Il ne faut pas avoir d’enfants ni avoir enseigné pour s’émouvoir positivement ou négativement de ce cours. Enseigner les religions à des musulmans, des bouddhistes, des pentecôtistes et des hindouistes, pour des professeurs d’ordinaire athées et qui ont tout juste le temps pour préparer leurs cours de français, de mathématiques et de sciences à leurs élèves du primaire a quelque chose d’assez désespérant. Mes enfants, qui sont au secondaire, regardent des films en ECR. La vie de Jésus, celle de Mahomet, un film sur Gandhi, ce qui n’est pas pour leur déplaire, mais est-ce vraiment là un cours d’histoire de l’éthique et des religions ?

En outre, quand je lis un peu partout qu’avec ce cours, il faudrait croire que nous formions des petits Hérodotes épris du besoin de se connaître en embrassant du regard l’ensemble des grandes cultures humaines, je souris.

La politique ayant horreur du vide, le ministre a déjà émis le souhait de remplacer le cours d’ECR, mais en l’abolissant avant de savoir ce qui le remplacera. Mais pourquoi diable doit-on toujours mettre au programme de ces minuscules cours que très peu de profs aiment ou savent enseigner ? ECR ou quoi que ce soit d’autre.

Y a-t-il une personne de ma génération qui conserve un souvenir impérissable des cours de Formation personnelle et sociale ou d’Éducation aux choix de carrière ? Faudrait-il désormais, selon les voeux de M. Roberge, que les profs enseignent soudain le droit, la sexualité à l’ère des identités multiples ou la citoyenneté numérique ? Aussi bien demander au concierge de l’école de venir les aider : il saurait tout aussi bien faire. Mais le concierge ne peut sans doute pas aider puisqu’il est déjà occupé à enseigner le français ou la musique, vu la pénurie d’enseignants.

Sur sa page Facebook, Mathieu Bock-Côté a fait une proposition qui, ma foi, me paraît sensée : « Par quoi remplacera-t-on ECR ? La réponse devrait être simple : on devrait accorder le temps libéré au français et à l’histoire. » Que voilà une excellente proposition. Mais devait-on, pour y arriver, dénoncer dans le cours de ECR rien de moins qu’« un programme antidémocratique », qui « instrumentalise la culture religieuse pour faire la promotion active du multiculturalisme », qui entend « pousser les jeunes Québécois vers une forme de relativisme extrême, où ils devront accepter tous les symboles religieux et identitaires, et au premier rang, le voile islamique, du simple hidjab jusqu’au niqab ».

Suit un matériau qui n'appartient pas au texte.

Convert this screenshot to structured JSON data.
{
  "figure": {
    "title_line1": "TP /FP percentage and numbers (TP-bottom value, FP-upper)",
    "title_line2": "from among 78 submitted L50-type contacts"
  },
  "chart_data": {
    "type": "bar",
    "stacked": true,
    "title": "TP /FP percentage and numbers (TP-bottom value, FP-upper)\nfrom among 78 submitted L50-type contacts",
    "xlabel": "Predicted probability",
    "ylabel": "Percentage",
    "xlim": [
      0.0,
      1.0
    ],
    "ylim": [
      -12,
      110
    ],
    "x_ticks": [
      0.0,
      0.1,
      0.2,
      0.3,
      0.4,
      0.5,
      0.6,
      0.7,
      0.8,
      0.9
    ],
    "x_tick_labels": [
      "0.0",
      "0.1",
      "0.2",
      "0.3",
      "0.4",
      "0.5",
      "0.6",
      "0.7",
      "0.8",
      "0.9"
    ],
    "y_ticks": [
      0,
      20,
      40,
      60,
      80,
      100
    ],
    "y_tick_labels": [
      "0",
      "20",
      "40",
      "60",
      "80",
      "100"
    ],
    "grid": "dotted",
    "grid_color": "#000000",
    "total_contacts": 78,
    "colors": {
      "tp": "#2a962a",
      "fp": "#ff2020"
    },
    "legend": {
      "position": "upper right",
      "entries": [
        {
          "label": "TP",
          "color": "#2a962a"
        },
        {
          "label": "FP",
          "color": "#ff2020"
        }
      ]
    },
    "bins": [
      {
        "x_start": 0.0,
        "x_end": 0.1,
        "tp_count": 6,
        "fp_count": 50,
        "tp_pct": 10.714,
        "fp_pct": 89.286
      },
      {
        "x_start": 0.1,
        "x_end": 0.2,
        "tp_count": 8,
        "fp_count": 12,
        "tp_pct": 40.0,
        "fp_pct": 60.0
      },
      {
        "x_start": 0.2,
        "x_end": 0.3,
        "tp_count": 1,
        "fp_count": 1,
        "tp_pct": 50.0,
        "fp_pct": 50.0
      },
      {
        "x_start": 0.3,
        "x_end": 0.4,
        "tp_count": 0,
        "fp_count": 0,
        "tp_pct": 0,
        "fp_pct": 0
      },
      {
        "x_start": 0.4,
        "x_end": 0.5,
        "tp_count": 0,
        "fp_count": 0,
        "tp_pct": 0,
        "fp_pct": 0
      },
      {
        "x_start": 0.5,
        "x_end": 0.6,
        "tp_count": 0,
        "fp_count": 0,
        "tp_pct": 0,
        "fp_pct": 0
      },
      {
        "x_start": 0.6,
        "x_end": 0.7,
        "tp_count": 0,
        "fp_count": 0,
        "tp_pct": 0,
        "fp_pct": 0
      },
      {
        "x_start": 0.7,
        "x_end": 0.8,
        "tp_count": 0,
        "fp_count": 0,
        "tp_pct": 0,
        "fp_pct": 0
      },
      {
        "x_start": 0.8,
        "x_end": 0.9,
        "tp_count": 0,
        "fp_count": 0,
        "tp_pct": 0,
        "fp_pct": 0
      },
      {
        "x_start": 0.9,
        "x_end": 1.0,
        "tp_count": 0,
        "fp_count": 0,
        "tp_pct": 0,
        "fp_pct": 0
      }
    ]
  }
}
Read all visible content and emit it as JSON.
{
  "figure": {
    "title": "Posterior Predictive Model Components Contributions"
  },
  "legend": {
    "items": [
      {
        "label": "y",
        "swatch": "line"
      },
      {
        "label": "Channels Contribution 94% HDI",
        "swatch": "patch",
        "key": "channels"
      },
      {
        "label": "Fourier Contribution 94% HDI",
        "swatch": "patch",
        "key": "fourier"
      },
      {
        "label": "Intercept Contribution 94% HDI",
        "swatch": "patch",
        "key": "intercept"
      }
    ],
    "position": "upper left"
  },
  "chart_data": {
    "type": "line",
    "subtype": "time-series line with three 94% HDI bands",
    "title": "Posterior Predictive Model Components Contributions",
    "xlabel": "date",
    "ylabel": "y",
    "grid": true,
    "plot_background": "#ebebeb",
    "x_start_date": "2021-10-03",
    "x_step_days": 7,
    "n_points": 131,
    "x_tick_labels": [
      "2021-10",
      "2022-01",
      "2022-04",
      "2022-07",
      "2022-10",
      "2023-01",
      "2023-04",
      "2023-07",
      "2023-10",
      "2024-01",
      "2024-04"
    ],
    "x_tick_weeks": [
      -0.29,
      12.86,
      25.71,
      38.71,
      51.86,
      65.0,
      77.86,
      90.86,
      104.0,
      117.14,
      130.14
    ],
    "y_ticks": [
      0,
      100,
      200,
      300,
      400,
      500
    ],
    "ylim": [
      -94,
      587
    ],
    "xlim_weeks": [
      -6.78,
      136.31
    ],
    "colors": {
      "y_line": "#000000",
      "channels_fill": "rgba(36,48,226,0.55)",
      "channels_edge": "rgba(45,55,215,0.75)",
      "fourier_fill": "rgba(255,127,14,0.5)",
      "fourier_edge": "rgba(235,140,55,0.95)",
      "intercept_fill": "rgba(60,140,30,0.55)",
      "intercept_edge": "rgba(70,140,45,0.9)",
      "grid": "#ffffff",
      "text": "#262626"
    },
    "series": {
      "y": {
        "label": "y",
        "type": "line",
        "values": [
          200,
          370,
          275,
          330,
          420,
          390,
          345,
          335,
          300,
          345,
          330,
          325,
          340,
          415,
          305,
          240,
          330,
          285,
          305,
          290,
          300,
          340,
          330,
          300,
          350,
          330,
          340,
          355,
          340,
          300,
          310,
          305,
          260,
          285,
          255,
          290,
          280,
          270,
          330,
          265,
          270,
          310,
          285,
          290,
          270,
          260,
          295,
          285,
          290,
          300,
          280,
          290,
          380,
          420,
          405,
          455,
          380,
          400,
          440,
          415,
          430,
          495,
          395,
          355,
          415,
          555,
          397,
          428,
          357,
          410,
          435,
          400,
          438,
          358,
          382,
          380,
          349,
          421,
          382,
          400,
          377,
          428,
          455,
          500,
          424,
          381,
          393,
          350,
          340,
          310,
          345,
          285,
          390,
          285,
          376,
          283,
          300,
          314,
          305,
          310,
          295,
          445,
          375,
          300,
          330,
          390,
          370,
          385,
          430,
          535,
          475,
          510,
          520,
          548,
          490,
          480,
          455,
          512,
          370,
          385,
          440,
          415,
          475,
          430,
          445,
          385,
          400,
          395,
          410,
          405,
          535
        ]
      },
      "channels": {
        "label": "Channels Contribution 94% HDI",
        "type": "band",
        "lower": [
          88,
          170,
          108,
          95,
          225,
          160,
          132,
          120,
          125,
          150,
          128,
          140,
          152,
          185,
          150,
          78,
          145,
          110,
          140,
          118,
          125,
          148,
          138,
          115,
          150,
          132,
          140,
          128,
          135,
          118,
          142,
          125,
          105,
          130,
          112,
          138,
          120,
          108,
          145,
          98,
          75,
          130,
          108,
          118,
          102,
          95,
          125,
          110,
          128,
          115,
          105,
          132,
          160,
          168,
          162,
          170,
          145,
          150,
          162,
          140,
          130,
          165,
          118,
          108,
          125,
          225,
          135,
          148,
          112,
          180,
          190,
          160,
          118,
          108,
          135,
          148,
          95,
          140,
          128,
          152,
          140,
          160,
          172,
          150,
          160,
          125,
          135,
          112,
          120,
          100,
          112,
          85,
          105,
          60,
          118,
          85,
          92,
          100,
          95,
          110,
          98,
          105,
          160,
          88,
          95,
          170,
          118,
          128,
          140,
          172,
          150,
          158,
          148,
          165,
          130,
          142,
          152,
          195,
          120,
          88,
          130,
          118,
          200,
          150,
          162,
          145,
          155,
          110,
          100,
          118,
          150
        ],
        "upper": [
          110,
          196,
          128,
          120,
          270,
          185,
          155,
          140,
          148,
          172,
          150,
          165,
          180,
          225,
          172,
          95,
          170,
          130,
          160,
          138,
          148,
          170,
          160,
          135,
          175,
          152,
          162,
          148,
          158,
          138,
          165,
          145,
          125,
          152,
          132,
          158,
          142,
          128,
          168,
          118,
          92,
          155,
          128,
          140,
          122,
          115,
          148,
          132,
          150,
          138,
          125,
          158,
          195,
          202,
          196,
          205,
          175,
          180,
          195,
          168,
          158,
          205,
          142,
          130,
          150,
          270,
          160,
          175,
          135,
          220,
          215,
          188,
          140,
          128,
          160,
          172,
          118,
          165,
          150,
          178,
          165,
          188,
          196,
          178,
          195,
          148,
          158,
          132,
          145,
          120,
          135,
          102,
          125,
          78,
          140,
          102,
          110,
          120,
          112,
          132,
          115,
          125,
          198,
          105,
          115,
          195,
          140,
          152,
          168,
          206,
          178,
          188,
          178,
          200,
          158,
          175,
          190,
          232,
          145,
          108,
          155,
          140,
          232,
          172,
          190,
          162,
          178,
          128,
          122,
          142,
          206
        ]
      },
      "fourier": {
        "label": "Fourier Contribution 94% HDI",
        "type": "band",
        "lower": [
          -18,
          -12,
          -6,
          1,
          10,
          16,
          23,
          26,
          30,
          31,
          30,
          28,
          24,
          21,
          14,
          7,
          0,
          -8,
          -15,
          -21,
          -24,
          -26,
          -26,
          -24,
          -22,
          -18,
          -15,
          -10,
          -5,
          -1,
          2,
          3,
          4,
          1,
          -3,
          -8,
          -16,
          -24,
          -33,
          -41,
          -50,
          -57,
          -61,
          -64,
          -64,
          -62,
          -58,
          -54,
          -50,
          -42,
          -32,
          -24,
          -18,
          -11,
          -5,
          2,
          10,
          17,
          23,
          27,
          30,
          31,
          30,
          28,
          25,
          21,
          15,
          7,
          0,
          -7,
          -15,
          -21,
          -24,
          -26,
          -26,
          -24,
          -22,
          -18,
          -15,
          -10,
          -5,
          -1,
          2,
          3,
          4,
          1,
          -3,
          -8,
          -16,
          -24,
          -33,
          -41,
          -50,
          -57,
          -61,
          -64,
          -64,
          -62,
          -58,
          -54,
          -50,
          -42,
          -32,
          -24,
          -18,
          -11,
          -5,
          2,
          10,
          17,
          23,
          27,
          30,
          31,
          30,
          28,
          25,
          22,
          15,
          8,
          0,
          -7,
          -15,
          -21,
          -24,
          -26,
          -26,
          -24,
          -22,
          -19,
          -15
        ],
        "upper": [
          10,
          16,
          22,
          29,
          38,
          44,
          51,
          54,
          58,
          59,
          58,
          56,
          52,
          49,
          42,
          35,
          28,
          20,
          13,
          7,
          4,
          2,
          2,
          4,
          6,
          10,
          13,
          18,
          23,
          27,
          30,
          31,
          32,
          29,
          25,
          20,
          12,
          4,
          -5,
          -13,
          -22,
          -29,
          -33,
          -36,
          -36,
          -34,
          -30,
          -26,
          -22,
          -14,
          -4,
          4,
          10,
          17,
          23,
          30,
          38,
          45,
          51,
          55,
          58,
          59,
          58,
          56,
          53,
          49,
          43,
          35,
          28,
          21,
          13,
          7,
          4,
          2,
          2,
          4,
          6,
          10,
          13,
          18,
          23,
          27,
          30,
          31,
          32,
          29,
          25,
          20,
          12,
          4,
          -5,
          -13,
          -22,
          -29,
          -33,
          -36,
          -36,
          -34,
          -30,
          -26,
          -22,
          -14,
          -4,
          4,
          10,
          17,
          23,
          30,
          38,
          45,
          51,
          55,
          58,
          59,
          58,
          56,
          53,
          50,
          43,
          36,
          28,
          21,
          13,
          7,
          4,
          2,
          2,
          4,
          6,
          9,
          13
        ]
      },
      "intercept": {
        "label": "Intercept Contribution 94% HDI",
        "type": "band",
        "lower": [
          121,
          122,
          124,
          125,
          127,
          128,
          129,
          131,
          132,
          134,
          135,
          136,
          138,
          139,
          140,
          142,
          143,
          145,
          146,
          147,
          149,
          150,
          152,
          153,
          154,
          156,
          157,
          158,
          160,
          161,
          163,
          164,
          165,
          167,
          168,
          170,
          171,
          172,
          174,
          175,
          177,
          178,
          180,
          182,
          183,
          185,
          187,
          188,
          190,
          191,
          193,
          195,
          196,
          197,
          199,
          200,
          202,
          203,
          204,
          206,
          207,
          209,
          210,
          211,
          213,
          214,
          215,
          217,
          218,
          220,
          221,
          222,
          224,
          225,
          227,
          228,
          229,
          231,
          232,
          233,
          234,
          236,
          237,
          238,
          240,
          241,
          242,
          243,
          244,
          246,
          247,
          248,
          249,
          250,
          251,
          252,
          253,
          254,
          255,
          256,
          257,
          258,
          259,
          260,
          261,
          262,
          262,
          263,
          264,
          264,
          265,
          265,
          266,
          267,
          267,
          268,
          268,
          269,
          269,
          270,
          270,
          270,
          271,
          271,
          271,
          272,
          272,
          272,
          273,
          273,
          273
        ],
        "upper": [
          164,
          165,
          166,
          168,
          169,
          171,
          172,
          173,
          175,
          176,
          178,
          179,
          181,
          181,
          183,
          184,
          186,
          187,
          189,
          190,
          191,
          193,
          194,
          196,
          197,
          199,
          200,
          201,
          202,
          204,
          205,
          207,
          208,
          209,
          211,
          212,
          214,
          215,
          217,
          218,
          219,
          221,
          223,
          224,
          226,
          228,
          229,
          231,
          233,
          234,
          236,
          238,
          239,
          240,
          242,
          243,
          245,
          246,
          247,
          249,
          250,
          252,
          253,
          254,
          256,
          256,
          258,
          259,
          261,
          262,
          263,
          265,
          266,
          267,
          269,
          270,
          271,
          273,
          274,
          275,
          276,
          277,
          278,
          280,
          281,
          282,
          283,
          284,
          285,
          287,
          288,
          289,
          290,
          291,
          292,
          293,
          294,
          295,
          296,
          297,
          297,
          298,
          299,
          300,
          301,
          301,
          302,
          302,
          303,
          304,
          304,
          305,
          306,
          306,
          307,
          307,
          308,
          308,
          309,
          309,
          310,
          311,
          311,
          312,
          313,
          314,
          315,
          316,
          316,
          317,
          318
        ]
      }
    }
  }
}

Le philosophe Georges Leroux, artisan et défenseur de ce projet et, à ma connaissance, souverainiste convaincu, serait-il à considérer comme un vil propagandiste, corrupteur de la démocratie et de la jeunesse, en cela inspiré de Socrate, qui aurait ainsi bien mérité le sort que l’histoire lui a réservé ?

Les conservateurs se lamentent partout et toujours de l’impossibilité de débattre de nos jours si nos échanges ne retrouvent pas un minimum de décence. On aimerait bien qu’ils accordent leur dire et leur faire. Le surgissement de ce débat sur ce cours microscopique, alors que l’école est devant d’immenses défis, et son enflure au statut de question existentielle, a de quoi surprendre. Quelle est cette société qui voit dans de telles vétilles un enjeu civilisationnel alors que, par ailleurs, le monde brûle ? Il m’arrive de nous trouver idiots.

Mark Fortier, Sociologue et éditeur, auteur de Mélancolies identitaires. Une année à lire Mathieu Bock-Côté, Le Devoir, 14 janvier 2020.